Allora , allora di quelli lì ce n’è uno solo rimasto, no due. Due che erano confinati, due ufficiali, due ufficiali che erano, che erano nel lager confinati. E di tutti quegli ufficiali che hanno costituito l’ANRP, sono rimasti in due. Ragionier Marchesi, che è stato direttore e guida industriale, e poi, e poi… se mi vuoi adesso chiudere con una dichiarazione di carattere politico odierno, te l’ha posso anche fare.

 

Più che dichiarazione politica, ti chiedo una valutazione sul motivo per cui secondo te non siete stati riconosciuti.

Ma, abbiamo tante responsabilità, perché anche quando abbiamo avuto il patrocinio dall’ANRP, c’è voluto anni prima che, perché prima l’han data all’ANEI e poi l’han data all’ANRP. Quindi è stato tutto un travaglio vissuto sulla pelle nostra.
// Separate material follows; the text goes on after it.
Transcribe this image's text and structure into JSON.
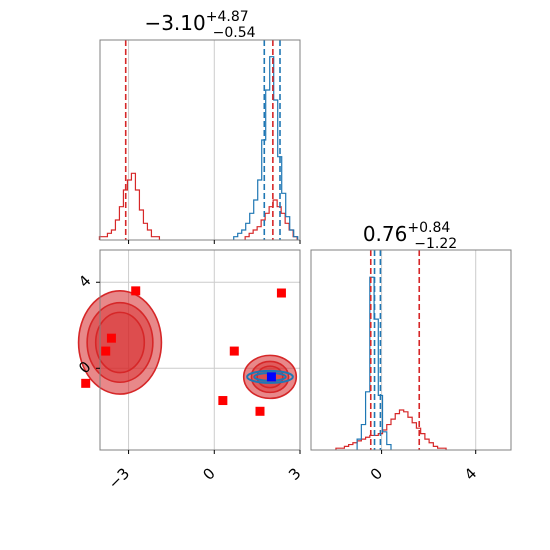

Ma anch’io, non posso poverini. Perché so che han fatto tutto quello che han potuto, con tutti i…

 

Ma al di là della ANRP come mai il governo italiano, lo Stato italiano non vi ha mai guardato?

Non lo so.

 

Ti sei fatto un idea?

Non lo so, mi son fatto l’idea e mi sembrava che…ecco, il mio concetto, ecco dare la casa e il lavoro come aveva detto uno dei padri Saragat, lavoro, casa e sanità, sarebbe stato quello che noi avremmo potuto dare al popolo italiano. Poi sai, i riconoscimenti vengono sempre tardi. Io, non ti dico quanti cavalieri ho fatto durante la mia vita pubblica. Ma dategli almeno…e i compagni questi qua, ma dategli almeno un riconoscimento. Ma “lì dentar” (lì dentro) nei trenta che c’erano nei… “A ghe saran stà des” (ci saranno stati dieci) poverini, che dunque ci siamo accontentati di quelli.
Io ne ho fatti un’infinità. Perché lì conoscevo, facevo presto. Avevo un amico deputato, sottosegretario eccetera, bastava dargli il nome e quando faceva… in pochi…
Ne ho fatti a decine, centinaia. Ma almeno quello! Adesso tu mi fai la domanda, cosa vuoi? Siamo fatti così… abbiamo servito la patria in silenzio e c’han detto “vai, vai, vai” e basta.